Background

Endomyocardial biopsy (EMB) is the current gold standard to monitor patients for heart transplant rejection. Quantification of myocardial T2 relaxation time using cardiac magnetic resonance (CMR) has been shown to have high sensitivity and specificity to detect rejection episodes. In this study, we evaluated the prognostic value of myocardial T2 to predict adverse cardiovascular outcomes during 5-year follow-up after initial CMR.

Methods

49 cardiac transplant patients (mean age, 48 ± 14 years; 65% male) were recruited from a single institution. CMR at 1.5T was performed in all patients, with subsequent quantifications of regional and global myocardial T2. Clinical data was gathered post-CMR over a 5-year period. EMBs were graded according to the International Society of Heart & Lung Transplantation criteria. Rejection episodes were defined by EMB ≥ 2R, new onset heart failure (HF), LV ejection fraction < 40%, or death. Adverse cardiovascular events gathered included coronary artery disease, cardiomyopathies, arrhythmias, and different types of HFs. Multivariable logistic regression and Kaplan-Meier analysis was performed to measure the prognostic value of myocardial T2.

Results

Myocardial T2 was found to increase with worsening EMB grade from 53.0 ms (0R, no rejection) to 59.9 ms (3R, severe rejection). ROC analysis using two groups (EMBs ≤ 1R and ≥ 2R) showed T2 = 55.0 ms to have the highest specificity and sensitivity. In multivariable analysis that considered T2 measures, age, length of surgery, donor ischemic time, and BMI, both peak T2 (p = 0.038) and septal T2 (p = 0.035) were significant predictors of EMB grade ≥ 2R. Kaplan-Meier analysis showed a significant higher probability of developing EMB ≥ 2R, new onset HF, or death with a global T2 ≥ 55 (p = 0.02). Adverse cardiovascular outcomes of systolic HF, acute systolic HF, and chronic diastolic HF had a higher probability of developing in patients with global T2 ≥ 55 (p = 0.01, p = 0.01, and p < 0.01, respectively).

Conclusions

CMR T2 quantification demonstrated prognostic value for all-cause rejection and various types of HFs in cardiac transplant patients. These findings suggest that CMR may be a suitable modality to non-invasively monitor cardiac transplant patients for rejection.

Figure 1
figure 1

Kaplan-Meier survival curves for all-cause rejection episodes according to T2 quantification values.
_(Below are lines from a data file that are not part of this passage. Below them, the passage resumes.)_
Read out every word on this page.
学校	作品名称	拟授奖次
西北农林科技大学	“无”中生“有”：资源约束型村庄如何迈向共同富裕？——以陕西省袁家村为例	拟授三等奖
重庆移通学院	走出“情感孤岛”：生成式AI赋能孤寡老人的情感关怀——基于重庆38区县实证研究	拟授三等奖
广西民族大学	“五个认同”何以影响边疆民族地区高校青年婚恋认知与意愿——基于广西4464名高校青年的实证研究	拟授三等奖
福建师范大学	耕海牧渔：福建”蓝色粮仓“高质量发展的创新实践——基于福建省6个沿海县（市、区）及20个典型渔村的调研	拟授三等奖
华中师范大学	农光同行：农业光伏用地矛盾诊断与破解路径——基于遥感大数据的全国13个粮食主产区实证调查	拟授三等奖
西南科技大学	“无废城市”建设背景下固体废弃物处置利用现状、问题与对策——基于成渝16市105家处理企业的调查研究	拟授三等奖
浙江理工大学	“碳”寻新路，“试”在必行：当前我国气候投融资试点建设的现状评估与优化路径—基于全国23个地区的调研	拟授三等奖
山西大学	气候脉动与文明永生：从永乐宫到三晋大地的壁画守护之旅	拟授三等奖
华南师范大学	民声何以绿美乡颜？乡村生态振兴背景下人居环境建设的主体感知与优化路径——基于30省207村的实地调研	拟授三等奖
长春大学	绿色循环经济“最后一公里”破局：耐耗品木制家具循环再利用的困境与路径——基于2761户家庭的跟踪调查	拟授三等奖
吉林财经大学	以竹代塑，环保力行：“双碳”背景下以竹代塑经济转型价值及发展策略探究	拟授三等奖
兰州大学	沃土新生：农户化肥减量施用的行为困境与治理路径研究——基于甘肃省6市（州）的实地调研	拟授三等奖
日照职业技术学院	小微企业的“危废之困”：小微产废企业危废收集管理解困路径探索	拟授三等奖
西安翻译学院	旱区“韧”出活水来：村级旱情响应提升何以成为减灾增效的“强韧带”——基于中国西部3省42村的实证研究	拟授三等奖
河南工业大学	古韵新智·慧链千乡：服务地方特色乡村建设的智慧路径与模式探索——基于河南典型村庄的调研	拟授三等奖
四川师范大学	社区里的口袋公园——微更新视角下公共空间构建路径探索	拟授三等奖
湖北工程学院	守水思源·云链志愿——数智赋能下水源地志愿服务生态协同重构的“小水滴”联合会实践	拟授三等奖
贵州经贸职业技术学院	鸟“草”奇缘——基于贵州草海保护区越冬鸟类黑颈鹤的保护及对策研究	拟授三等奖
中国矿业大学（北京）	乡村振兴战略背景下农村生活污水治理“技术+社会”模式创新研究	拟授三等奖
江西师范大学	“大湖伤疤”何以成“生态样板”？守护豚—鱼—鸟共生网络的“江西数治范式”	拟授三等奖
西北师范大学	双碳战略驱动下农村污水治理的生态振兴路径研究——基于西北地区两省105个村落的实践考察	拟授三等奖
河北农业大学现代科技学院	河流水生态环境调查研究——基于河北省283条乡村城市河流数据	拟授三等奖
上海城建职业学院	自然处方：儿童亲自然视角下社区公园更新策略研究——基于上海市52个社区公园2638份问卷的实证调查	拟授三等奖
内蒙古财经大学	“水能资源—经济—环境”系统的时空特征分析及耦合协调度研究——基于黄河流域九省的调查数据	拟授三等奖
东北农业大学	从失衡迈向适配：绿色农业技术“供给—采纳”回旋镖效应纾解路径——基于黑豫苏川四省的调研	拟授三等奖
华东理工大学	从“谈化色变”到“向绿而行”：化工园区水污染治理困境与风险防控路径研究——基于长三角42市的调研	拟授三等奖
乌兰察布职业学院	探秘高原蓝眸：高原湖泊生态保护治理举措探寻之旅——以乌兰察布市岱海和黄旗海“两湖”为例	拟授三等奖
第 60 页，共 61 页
T2 values are dichotomized as ≥55 ms (n = 10, 7 positive outcomes) and <55 ms (n = 38, 18 positive outcomes). Significance level for this composite outcome was 0.02. Factor has units of ms.

Figure 2
figure 2

Kaplan-Meier survival curves for systolic HF episodes according to T2 quantification values. T2 is dichotomized as ≥55 ms (n = 10, 5 positive outcomes) and <55 ms (n = 39, 6 positive outcomes). Significance level for this composite outcome was 0.01. Factor has units of ms.